Saturday, October 5, 2013

Predicting Performance of Faculty

If we want to predict the final performance at the end of the season of a bunch of hitters, given information 1/2 the way through, we can do better than suggest that their batting average at the end of the season is likely to be the same as 1/2 way through. The James-Stein estimator often improves substantially improves your capacity to predict. For this example see Persi Diaconis in the Princeton Companion to Mathematics, using an example due to Bradley Efron.

Much the same would apply to third year review of probationary faculty. We might count the number of publications or some such for each faculty member, perhaps in all fields, divided by the years (3). You might want to adjust those numbers by some factor to take into account the different publication rates or article lengths in different fields, or maybe just count working papers or pages of a published book.  In any case you could predict the amount published at tenure time by multiplying this rate by say 6. Surely people's performance is often speeded up as they come up for tenure--maybe fear, maybe the long time it takes to get an article accepted, maybe maturity of thought. (Baseball players have slumps, wear down, find their groove ....) So you might want to put in a nonlinear adjustment--although I am not sure this will work. In any case, using the James-Stein estimator for all your probationary faculty will provide a much better measure of their likely performance at the end of the probationary period ("the season") than would just their average annual performance so far. [I realize fully that a baseball player is not fully appreciated in terms of their batting average, and the same is the case for scholars and their publication performance in terms of numbers.]

Say you have p faculty, and a p-length vector of their article-numbers/year: A

Then the improved estimate in terms of the current rate, Aimproved= A times {1-((p-2)/|A|)}max of {} or zero

where |A| is length of the vector A. And the bracketed expression is a max of its value or 0 (to avoid negative values).

You could also do this at tenure time, to better predict whether your candidates will actually do well in the future.

Of course, you need to have reasons to believe that your information at the third year review or at tenure time is likely to be indicative of future performance.

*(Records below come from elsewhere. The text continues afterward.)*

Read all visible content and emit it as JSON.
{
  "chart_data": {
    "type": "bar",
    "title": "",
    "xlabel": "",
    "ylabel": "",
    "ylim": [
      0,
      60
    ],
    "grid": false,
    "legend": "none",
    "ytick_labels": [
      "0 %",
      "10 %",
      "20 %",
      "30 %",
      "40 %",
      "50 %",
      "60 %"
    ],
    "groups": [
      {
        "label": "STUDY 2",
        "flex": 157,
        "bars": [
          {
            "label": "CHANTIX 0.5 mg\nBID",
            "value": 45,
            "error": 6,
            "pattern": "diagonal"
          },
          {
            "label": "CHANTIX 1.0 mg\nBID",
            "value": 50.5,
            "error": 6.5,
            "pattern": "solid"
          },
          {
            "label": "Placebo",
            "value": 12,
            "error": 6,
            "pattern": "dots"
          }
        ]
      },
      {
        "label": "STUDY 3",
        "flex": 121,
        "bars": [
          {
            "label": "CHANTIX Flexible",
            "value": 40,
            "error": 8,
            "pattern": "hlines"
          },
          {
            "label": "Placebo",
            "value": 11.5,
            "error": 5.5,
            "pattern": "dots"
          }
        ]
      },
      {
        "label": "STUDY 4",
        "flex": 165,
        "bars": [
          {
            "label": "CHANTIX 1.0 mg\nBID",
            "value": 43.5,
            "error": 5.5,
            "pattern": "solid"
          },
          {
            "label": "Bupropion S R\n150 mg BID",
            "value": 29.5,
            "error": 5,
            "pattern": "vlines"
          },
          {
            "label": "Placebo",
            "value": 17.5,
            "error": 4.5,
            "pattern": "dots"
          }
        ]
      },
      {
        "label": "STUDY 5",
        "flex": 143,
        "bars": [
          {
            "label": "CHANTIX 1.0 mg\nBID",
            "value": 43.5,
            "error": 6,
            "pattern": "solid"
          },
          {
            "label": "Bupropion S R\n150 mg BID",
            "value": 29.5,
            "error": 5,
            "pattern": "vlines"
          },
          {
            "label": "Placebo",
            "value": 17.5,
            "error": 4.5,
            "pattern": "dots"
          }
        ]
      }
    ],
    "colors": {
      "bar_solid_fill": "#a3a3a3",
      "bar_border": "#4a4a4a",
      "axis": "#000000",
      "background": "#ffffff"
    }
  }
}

Such reason might be how they otherwise act, or your past assessment of other candidates. The assumption about hitters is perhaps more reliable than the ones about scholars.

I am revising a chapter in my Doing Mathematics and so I am rediscovering this stuff. In reading Diaconis (who is a great expositor, distinguished mathematician, and it seems a former magician), I came upon the stuff on batters, and thought of probationary faculty. I consider this a deformation professionel.